I haven't been following the James Frey case blow-by-blow, nor do I have the patience to dig up ten zillion links for you all -- you can google search them yourselves if you want to. But it seems really clear to me that this ever-growing network of texts (his "memoir," its initial reviews, the exposes, the follow-ups, etc) creates a wonderful opportunity for literature teachers to engage students with questions about many of the basic questions of our discipline:
  • who is the writer of the text? does it matter if we know or not (pseudonym, anonymous publication)? does it matter if we know the age/race/gender/nationality of the writer?
  • what kind of text is this? how does it signal its genre or form to us? how has it been packaged or presented by cultural institutions and agents like the publisher, library, school, bookseller, or reviewer?
  • what does the text mean (and to whom)? what did it mean at the time of its writing? at the time of its original publication? what does it mean to us today? how has this meaning changed?
Recently, I've heard several colleagues complaining dismissively up and down these hallways about the media frenzy -- some because they think Oprah shouldn't be in the business of recommending books at all and some because they think the reading public are dupes.
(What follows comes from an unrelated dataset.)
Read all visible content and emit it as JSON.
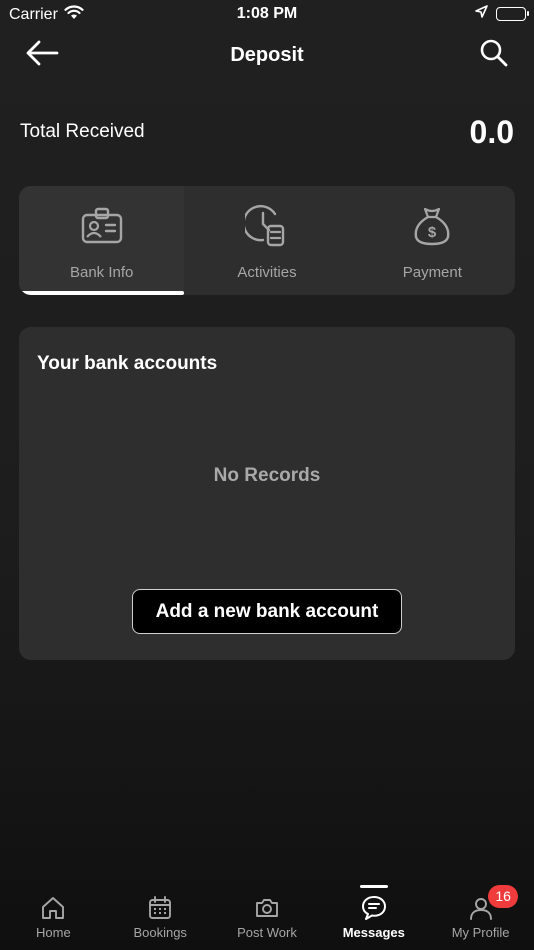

I don't agree with either of those positions. But it's clear that teachers of critical thinking and writing can do a lot with this example to encourage readers to think critically about all texts, no matter their source -- no matter if they were purportedly vetted by an authority or not.

I haven't read Frey's book yet, and I'm not sure if I will. (Although now that I've said all this, I suppose I need to work up a course unit and fit it in somewhere.) But to have a book that people actually care about enough to be upset about -- that's a perfect opportunity for teachers of literature.